И милиционер попросил у меня паспорт. Паспорта у меня с собой не было. Более того, его не было вообще в городе Тюмени, а был он в городе Свердловске, где я его забыл на квартире, где мы останавливались, и как раз третьего собирался туда ехать.

— Ну что ж, раз у вас и документов нет, придется вас на месяц отправить в спецприемник для бродяг, пока мы будем устанавливать вашу личность.

— Да братаны быстро сгоняют в Свердловск и завтра же паспорт этот привезут.

— А зачем нам это? Мы и сами установим, кто вы такой. А у вас будет время подумать, о чем и где следует петь, а о чем и где не следует.

— Вы понимаете? Мои ощущения… Ну, посадить-то может и не посадят, но вот продержать меня так с полгодика в разных спецприемниках, да предвариловкам — это уж куда как проще. A yж разобраться тамошним зэкам, что ежели мне печенки отобьют, — ничего им за это не будет, — это и вовсе проще простого. Да-а-а.

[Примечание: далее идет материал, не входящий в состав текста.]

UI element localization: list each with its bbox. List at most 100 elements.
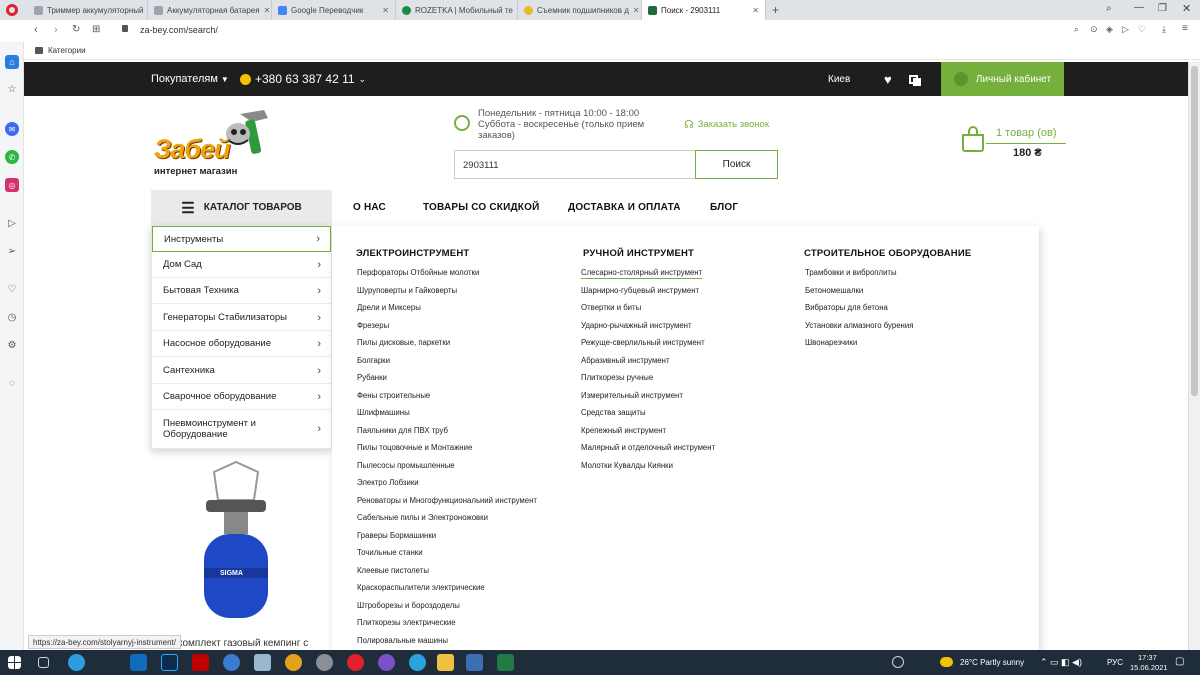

Тут опять зазвенел телефон. Милиционер снял трубку, сказал «сейчас» и предложил мне пройти в соседнюю комнату. Там были еще два человека в штатском, не менее, естественно, квадратных. Милиционер, меня забравший, меня же и посадил — пока только на стул, — и ушел. Видимо, факт нечаянно подслушанного разговора его не обрадовал. А я остался сидеть. Сидеть было не здорово. «Да, — думал я. — Вот так значит жил, песни сочинял». И это било меня изнутри точно кашель. «А вы кто?» — через некоторое время спросил квадратный человек с добродушным лицом, тот, который сидел у окна. «Как это?» — не понял я. — «Ну, вы, — на площади?». «КТО? ЛЮДИ. Друзья…» — не понял я опять. «Ну, вы за что?» — и опять я не понял. «Металлисты?» «А, — только сейчас мне стало въезжаться». — «Нет, мы — панк-рок я сказать не решался, — волна». «А-а-а», — понял меня человек в штатском. — «Но что-то вас как-то мало. Человек двадцать, не больше, а?» «Да, — не мог не констатировать я, — есть такой факт». Тут вошел товарищ Классов. «Пойдем», — сказал он мне. И сердце у меня упало.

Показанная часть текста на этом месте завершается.